Warning event (85% threshold)
{
  "type": "memory_warning",
  "vram_used_gb": 163.2,
  "vram_total_gb": 192.0,
  "pct": 85.0,
  "message": "Memory usage exceeds warning threshold"
}
Critical event (90% threshold)
{
  "type": "memory_critical",
  "vram_used_gb": 172.8,
  "vram_total_gb": 192.0,
  "pct": 90.0,
  "message": "OOM threshold reached, unloading model",
  "action": "model_unloaded"
}
Automatic unload
When the critical threshold is hit, LMX unloads the model automatically to prevent a crash. All in-flight requests receive a 503 response with the oom-unloaded error code.

Error Codes

These error codes appear in API responses and SSE events. Use them for automated monitoring and alerting:

CodeSeverityAction
no-model-loadedWarningLoad a model with POST /admin/models/load
storage-fullErrorFree disk space or remove cached models
lmx-timeoutWarningReduce context length or switch to a smaller model
oom-unloadedCriticalFree memory and reload a model (possibly smaller)
model-not-foundWarningCheck model path or download the model

Log Files

LMX writes logs to stdout/stderr, which are captured by launchd when running as a service:

Follow LMX stdout logs
tail -f /tmp/opta-lmx.stdout.log
Follow LMX error logs
tail -f /tmp/opta-lmx.stderr.log

Key log patterns to watch for:

text
# Normal startup
INFO:     LMX starting on 0.0.0.0:1234
INFO:     Model loaded: qwen3-30b-a3b (18.4 GB, 2.3s)

# Inference activity
INFO:     Completion request model=qwen3-30b-a3b tokens=342 speed=45.2tok/s

# Memory warning
WARNING:  Memory usage at 85.0% (163.2/192.0 GB)

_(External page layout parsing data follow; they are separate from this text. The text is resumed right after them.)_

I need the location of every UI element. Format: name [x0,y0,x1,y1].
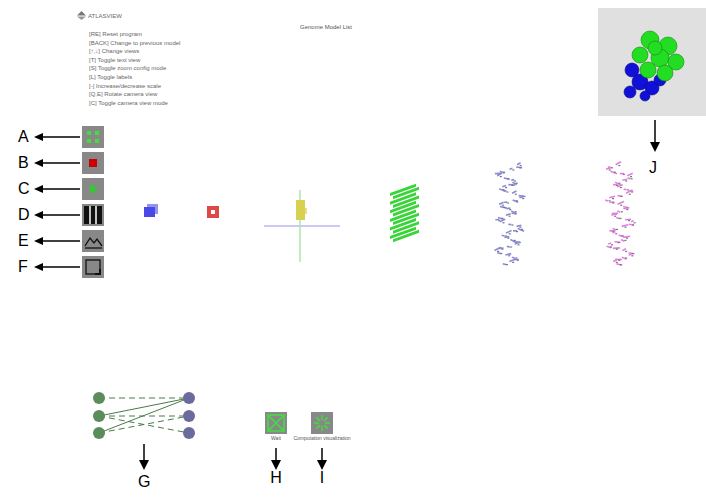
callout-label: B [18,154,34,172]
toolbar-button[interactable] [82,152,104,174]
button-caption: Wait [271,435,281,441]
burst-icon [311,412,333,434]
callout-label: C [18,180,34,198]
toolbar-button[interactable] [82,256,104,278]
toolbar: ABCDEF [18,126,104,278]
help-line: [-] Increase/decrease scale [89,82,180,91]
arrow-icon [139,120,660,470]
callout-label: D [18,206,34,224]
arrow-icon [34,158,80,168]
help-line: [↑,↓] Change views [89,47,180,56]
help-line: [C] Toggle camera view mode [89,99,180,108]
model[interactable] [207,206,219,218]
stop-icon [82,152,104,174]
toolbar-row: F [18,256,104,278]
bars-icon [82,204,104,226]
bowtie-icon [265,412,287,434]
callout-label: I [320,469,324,487]
link-graph [93,392,195,439]
toolbar-button[interactable] [82,178,104,200]
callout-label: A [18,128,34,146]
grid-icon [82,126,104,148]
arrow-icon [34,184,80,194]
viewer-canvas: ATLASVIEW Genome Model List [RE] Reset pro… [0,0,706,500]
help-line: [T] Toggle text view [89,56,180,65]
callout-label: H [270,469,282,487]
callout-label: G [138,473,150,491]
model[interactable] [390,184,419,243]
help-text: [RE] Reset program[BACK] Change to previ… [89,30,180,107]
action-button[interactable]: Wait H [236,412,316,487]
button-caption: Computation visualization [294,435,351,441]
callout-label: E [18,232,34,250]
arrow-icon [34,262,80,272]
callout-label: F [18,258,34,276]
help-line: [RE] Reset program [89,30,180,39]
model[interactable] [494,162,525,266]
help-line: [BACK] Change to previous model [89,39,180,48]
model[interactable] [605,161,636,266]
action-button[interactable]: Computation visualization I [282,412,362,487]
molecule-icon [598,8,706,116]
arrow-icon [34,236,80,246]
callout-label: J [649,159,657,177]
toolbar-button[interactable] [82,230,104,252]
toolbar-button[interactable] [82,204,104,226]
toolbar-row: E [18,230,104,252]
play-icon [82,178,104,200]
toolbar-row: C [18,178,104,200]
model[interactable] [144,204,158,217]
logo-icon [77,11,86,20]
model[interactable] [264,190,340,262]
mountain-icon [82,230,104,252]
arrow-icon [34,132,80,142]
toolbar-button[interactable] [82,126,104,148]
toolbar-row: A [18,126,104,148]
corner-icon [82,256,104,278]
arrow-icon [34,210,80,220]
help-line: [S] Toggle zoom config mode [89,64,180,73]
window-title: Genome Model List [300,24,352,30]
model-preview [598,8,706,116]
help-line: [L] Toggle labels [89,73,180,82]
logo: ATLASVIEW [77,11,122,20]
help-line: [Q,E] Rotate camera view [89,90,180,99]
toolbar-row: D [18,204,104,226]
toolbar-row: B [18,152,104,174]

# OOM protection triggered
ERROR:    Memory critical at 90.0% — unloading model
INFO:     Model unloaded, freed 18.4 GB

# Client connection errors (usually harmless)
WARNING:  SSE client disconnected: ConnectionResetError

Performance Benchmarks

Throughput Targets

Expected token generation speeds on a Mac Studio M3 Ultra (192GB) with MLX-native 4-bit quantized models:

ModelPrompt (tok/s)Generate (tok/s)Time to First Token
Qwen3-30B-A3B (4-bit)~200~65<200ms
Llama-3.3-70B (4-bit)~120~25<500ms
DeepSeek-V3-0324 (4-bit)~40~8<2s
MLX vs GGUF
These numbers are for MLX-native models. GGUF models loaded through the compatibility layer typically show 10-20% lower throughput. Always prefer MLX-native models for best performance.

Monitoring from Local Web

The Opta Local Web dashboard at http://localhost:3004 provides a visual interface for monitoring LMX. It connects to the /admin/events SSE stream and displays:

  • VRAM gauge — Real-time memory usage ring with percentage
  • Throughput graph — Tokens per second over time (300-sample circular buffer)
  • Model list — Currently loaded model and available models on disk
  • Health indicator — Connection status badge with heartbeat monitoring

See the Local Web documentation for setup and usage details.